Cohen has an extremely important column in the November 13 issue of Haaretz, in which he demolishes the myth that the Israeli
attack on the Iraqi reactor in 1981 was a success, let alone that it should serve as a model for a similar attack on the Iranian nuclear program. (His article can be read at http://www.haaretz.com/print-edition/opinion/a-new-nuclear-reaction-1.395244)
Cohen demonstrates that even the 1981 Israeli attack on the Iraqi nuclear reactor was strongly opposed by many of Israel's top military and intelligence officials, who in fact--despite the widespread view to the contrary--were proven right. That is, while the attack seemed at the time to be a "success," in fact the consequence was that Saddam Hussein redoubled his efforts to get nuclear weapons, hid most of the program underground, and was on the verge of producing nuclear weapons until the 1991 Gulf war essentially ended the Iraqi program.
An Israeli attack on the Iranian nuclear program, even if the United States joined it--which seems (let us hope) inconceivable--would have even less chance of succeeding in disarming Iran, and would be far more likely to result in catastrophic consequences for Israel and perhaps the entire region; indeed it cannot be ruled out that Iran would find a way to attack our own country.
Almost certainly the primary purpose of the Iranian nuclear program is deterrence, not aggression--as has been the case for every other nuclear state. There is not the slightest evidence to support the supposed Israeli fear that, out of the blue, Iran would launch a nuclear strike against Israel--in the full knowledge that the entire country would be literally annihilated by Israeli nuclear retaliation.

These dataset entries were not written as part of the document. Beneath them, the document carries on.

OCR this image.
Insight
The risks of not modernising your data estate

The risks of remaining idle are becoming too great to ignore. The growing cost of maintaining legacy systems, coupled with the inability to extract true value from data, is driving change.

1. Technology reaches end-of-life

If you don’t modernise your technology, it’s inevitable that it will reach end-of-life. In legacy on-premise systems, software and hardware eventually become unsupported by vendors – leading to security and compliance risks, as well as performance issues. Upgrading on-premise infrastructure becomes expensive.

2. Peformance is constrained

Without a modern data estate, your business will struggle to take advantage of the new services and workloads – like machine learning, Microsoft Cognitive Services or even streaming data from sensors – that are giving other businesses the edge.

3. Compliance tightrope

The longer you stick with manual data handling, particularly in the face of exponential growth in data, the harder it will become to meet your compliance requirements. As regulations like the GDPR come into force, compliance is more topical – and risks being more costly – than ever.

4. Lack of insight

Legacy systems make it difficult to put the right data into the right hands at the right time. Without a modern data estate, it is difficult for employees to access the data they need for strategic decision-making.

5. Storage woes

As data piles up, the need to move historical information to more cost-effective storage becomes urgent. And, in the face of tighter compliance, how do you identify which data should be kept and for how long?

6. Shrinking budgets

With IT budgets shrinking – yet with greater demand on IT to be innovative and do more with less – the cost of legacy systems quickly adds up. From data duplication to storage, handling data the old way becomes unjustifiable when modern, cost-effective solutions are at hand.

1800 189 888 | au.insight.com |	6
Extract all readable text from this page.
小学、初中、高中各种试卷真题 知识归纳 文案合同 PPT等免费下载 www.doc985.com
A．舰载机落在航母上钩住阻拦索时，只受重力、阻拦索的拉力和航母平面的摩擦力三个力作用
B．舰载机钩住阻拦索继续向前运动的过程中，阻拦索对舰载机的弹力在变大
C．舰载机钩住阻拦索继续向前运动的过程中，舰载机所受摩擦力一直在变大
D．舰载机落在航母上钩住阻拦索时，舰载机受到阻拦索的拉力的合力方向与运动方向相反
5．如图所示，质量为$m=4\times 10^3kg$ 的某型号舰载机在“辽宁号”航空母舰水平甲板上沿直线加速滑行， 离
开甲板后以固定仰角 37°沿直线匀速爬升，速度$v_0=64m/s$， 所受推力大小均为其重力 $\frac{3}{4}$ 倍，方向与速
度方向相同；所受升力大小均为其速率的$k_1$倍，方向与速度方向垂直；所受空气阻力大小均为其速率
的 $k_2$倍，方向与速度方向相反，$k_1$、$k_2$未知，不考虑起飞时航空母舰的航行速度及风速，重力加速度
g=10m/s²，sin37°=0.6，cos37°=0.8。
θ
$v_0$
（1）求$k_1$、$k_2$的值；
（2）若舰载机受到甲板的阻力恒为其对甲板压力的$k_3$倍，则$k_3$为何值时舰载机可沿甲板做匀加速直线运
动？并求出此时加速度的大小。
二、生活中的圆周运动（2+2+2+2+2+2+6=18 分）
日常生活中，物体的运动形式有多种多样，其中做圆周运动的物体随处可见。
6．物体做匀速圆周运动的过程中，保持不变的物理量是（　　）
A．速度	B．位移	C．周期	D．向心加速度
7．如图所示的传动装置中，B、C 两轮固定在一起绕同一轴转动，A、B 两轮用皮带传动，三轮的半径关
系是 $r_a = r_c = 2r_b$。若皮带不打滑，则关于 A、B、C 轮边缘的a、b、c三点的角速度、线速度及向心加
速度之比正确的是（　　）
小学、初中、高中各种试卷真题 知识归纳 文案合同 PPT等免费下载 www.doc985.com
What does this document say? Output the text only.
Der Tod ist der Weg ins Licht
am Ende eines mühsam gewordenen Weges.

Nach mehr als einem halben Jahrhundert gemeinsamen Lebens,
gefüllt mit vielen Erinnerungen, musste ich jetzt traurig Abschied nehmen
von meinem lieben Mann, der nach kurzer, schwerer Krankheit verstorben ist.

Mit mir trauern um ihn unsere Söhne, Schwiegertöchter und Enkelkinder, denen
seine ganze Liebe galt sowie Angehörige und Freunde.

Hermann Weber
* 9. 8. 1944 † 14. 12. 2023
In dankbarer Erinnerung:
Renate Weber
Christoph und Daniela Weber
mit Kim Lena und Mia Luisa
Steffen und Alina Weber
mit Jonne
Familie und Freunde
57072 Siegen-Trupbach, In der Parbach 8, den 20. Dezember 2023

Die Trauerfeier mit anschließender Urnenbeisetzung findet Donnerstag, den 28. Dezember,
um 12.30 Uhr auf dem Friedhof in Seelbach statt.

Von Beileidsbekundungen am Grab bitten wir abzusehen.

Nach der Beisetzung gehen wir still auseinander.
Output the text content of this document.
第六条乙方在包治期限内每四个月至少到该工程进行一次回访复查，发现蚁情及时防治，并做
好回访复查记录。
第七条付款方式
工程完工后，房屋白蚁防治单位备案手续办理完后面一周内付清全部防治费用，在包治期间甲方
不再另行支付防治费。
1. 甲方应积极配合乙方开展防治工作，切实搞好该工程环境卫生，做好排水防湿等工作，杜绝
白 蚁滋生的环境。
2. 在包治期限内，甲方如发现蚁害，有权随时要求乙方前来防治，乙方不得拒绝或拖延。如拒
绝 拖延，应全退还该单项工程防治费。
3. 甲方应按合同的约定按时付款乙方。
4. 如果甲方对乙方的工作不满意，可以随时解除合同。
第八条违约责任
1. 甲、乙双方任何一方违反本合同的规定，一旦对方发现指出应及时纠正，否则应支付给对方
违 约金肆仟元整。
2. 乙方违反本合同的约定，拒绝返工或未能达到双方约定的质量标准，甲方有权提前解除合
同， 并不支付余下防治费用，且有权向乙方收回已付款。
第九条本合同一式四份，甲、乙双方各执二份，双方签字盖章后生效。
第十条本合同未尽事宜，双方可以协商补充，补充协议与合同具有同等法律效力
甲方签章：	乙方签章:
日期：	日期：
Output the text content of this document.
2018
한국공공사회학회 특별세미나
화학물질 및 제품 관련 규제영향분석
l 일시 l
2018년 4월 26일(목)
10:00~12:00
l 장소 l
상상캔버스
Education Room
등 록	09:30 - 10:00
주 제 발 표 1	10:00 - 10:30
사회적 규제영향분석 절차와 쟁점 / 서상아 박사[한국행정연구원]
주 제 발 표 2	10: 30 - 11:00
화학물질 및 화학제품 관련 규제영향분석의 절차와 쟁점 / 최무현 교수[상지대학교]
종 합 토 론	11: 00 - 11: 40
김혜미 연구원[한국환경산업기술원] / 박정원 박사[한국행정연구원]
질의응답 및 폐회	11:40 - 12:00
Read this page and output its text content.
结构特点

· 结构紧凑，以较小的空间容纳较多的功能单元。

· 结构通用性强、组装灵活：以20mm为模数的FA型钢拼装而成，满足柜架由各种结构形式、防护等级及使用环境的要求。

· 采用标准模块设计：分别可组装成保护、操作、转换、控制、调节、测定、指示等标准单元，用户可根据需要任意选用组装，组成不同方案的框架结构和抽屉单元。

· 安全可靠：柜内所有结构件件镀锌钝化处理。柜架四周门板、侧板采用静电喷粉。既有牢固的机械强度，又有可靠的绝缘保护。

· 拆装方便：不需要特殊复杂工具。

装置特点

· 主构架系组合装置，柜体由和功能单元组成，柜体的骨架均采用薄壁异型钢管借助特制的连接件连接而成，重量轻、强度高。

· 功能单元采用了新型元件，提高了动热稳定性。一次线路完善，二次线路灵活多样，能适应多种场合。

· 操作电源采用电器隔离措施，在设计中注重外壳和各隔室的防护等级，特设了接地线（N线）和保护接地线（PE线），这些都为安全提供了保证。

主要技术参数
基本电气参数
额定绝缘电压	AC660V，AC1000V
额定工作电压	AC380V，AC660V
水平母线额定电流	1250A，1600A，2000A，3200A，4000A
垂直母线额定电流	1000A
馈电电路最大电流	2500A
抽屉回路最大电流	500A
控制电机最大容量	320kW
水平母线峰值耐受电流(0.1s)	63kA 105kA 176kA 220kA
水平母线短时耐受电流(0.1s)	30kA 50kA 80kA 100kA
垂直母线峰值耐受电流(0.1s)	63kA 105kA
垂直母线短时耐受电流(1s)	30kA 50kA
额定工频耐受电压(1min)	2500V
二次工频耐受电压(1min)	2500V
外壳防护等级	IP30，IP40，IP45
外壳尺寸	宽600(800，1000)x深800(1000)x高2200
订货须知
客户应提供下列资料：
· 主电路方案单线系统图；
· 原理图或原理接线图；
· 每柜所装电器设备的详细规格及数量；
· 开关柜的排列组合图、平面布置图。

The supposedly more worrisome problem is that Iran might covertly give nuclear weapons to terrorists, who might believe they could use them against Israel and escape retaliation, as it might not be clear who originated the attack and where it came from. However, that possibility is remote, since Iran would have to assume that it would be blamed for any nuclear attack on Israel and would be destroyed in retaliation--even if it hadn't been the source of the attack.
No doubt in part for similar reasons, to the best of our knowledge no nuclear power has ever given nuclear weapons to terrorist groups--not even the most extremist or supposedly the least rational states, like North Korea and Pakistan. Still, however remote the possibility, it is sufficiently worrisome to make serious efforts to prevent Iran from getting nuclear weapons, as in fact the world is doing now--but almost no military experts, including most of Israel's own top intelligence and military officials, believe that a military attack has any chance of meaningful success.
In that light, one would assume--or would like to assume--that the current Israeli threats are bluffs, designed to induce the international community to step up economic sanctions against Iraq. Nonetheless, the level of Israeli irrationality, as demonstrated on an almost daily basis, is so deep that nothing can be taken for granted.
Obama must be told that no matter how far he is prepared to go in capitulating to Israeli madness, he cannot put at risk our own national security. A simple but blunt statement by the president that Israel must in no circumstances attack Iran would almost surely prevent it from doing so.
Obama has an absolute obligation to act--and right now.